AyavisionBench
AyavisionBench is a benchmark designed to test vision-language models in 23 languages, covering 9 task categories, ranging from graph comprehension to OCR and transcription.
3,105 JPG image-question pairs, 23 languages, total size ~1.34 GB
Apache 2.0
Description
AyavisionBench is a multilingual dataset designed to assess the capabilities of models combining vision and natural language. It contains images in JPG format associated with questions that require visual context to be answered, in 23 major languages covering approximately half of the world's population. Tasks include describing images, understanding graphics, optical character recognition, and more.
What is this dataset for?
- Assess the multimodal and multilingual understanding of AI models
- Test robustness on various visual tasks like OCR, transcription, visual reasoning
- Train models capable of generalizing to multiple languages and scripts
Can it be enriched or improved?
Yes, it is possible to add more languages, to diversify the types of images, or to enrich the questions with human annotations to increase the quality of the answers and the diversity of the cases.
🔎 In summary
🧠 Recommended for
- Multimodal AI researchers
- Multilingual projects
- Evaluation of vision-language models
🔧 Compatible tools
- Hugging Face Datasets
- Transformers
- PyTorch
- TensorFlow
- PIL
💡 Tip
Use language validation to maximize quality in each language.

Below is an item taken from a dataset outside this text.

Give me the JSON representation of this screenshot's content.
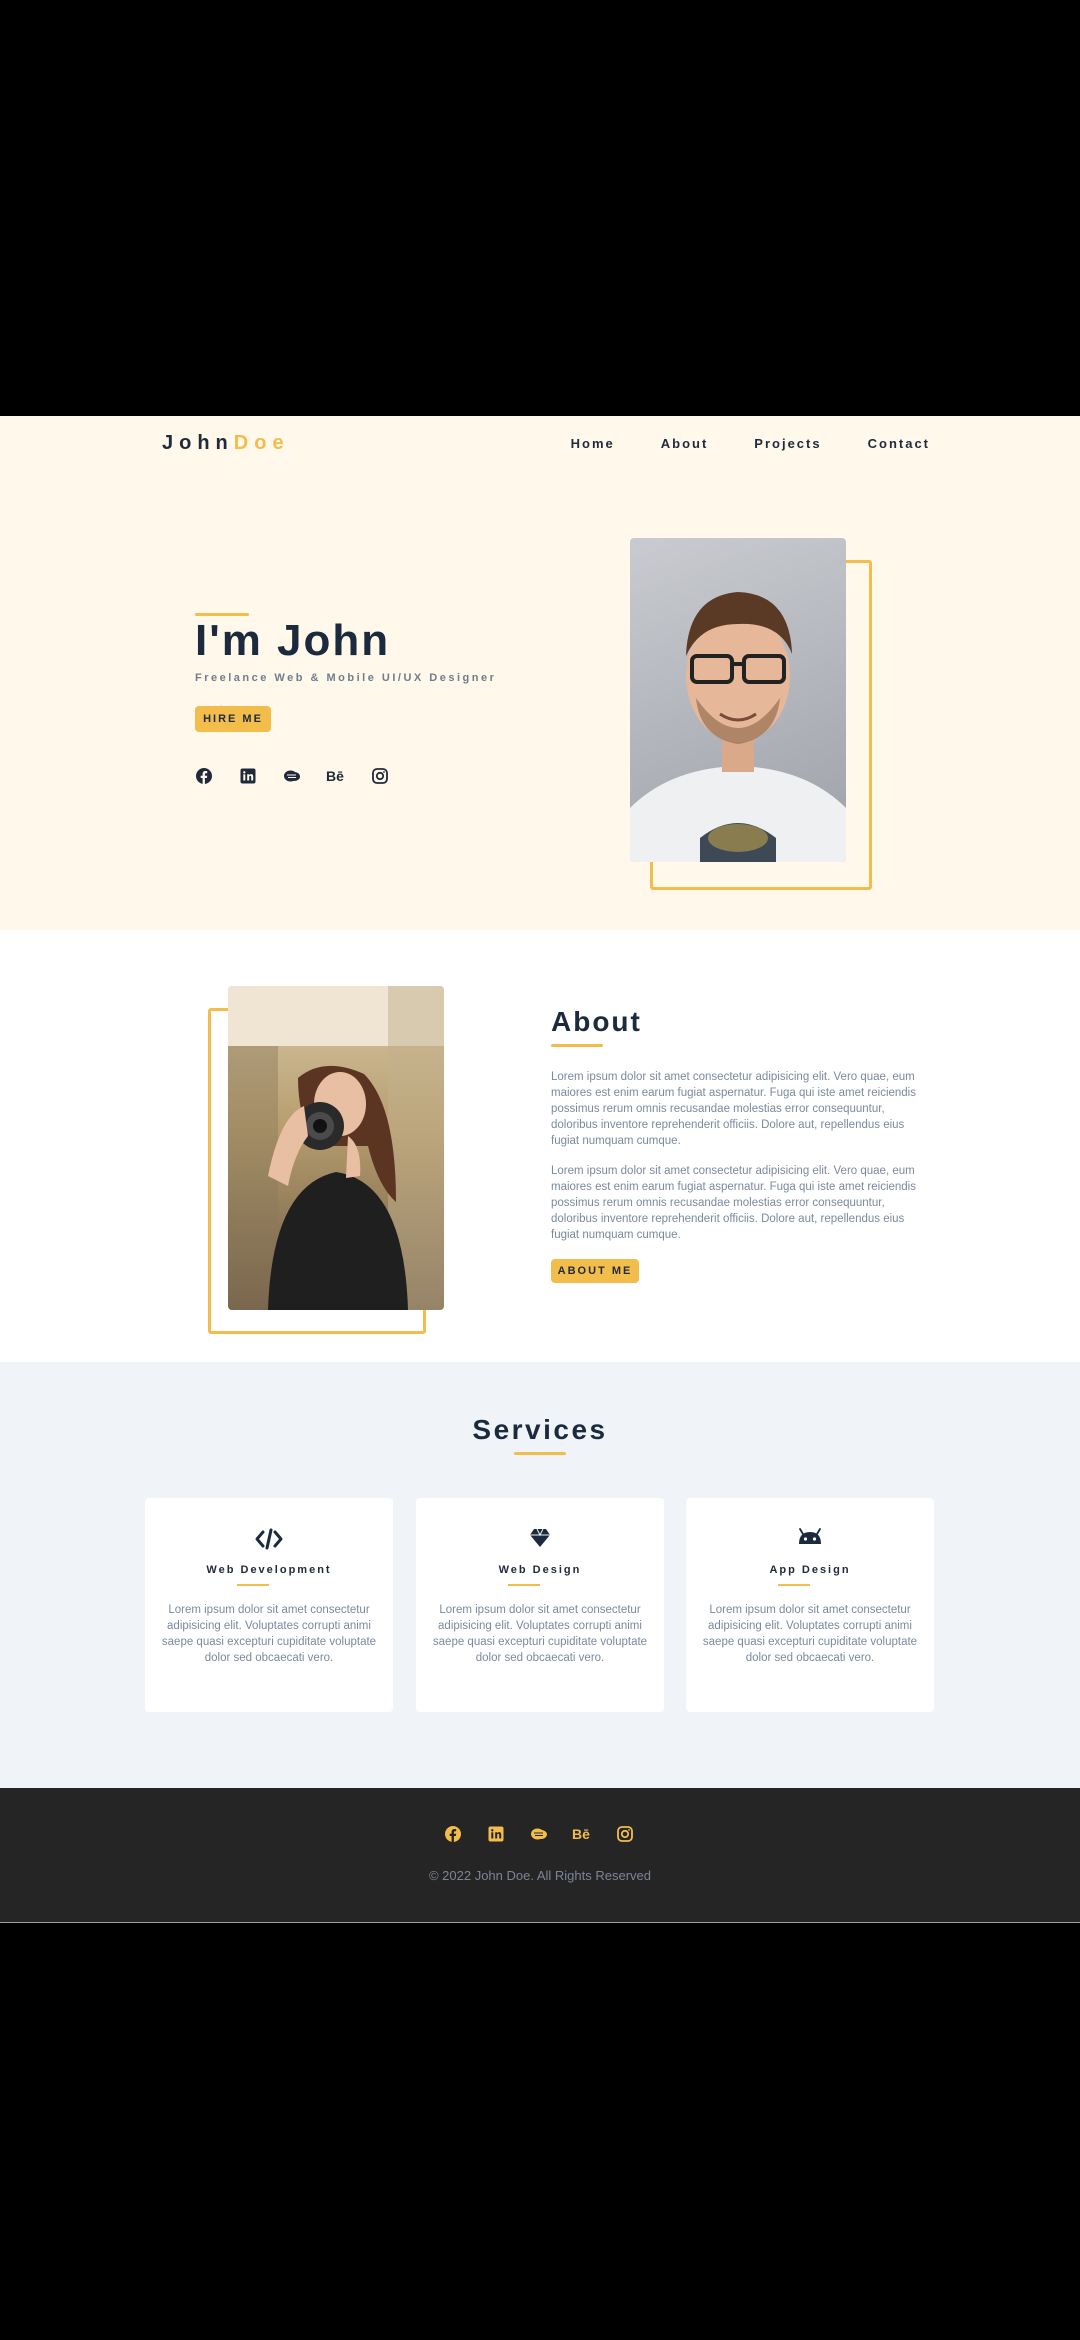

Frequently Asked Questions
How many languages does AyavisionBench cover?
The dataset includes 23 different languages, covering a great deal of linguistic and scriptural diversity.
What types of tasks are included in this dataset?
Tasks include image description, OCR, graph comprehension, transcription, visual recognition, and reasoning.
Does the license allow commercial use?
Yes, the Apache 2.0 license allows free commercial use subject to compliance with the terms.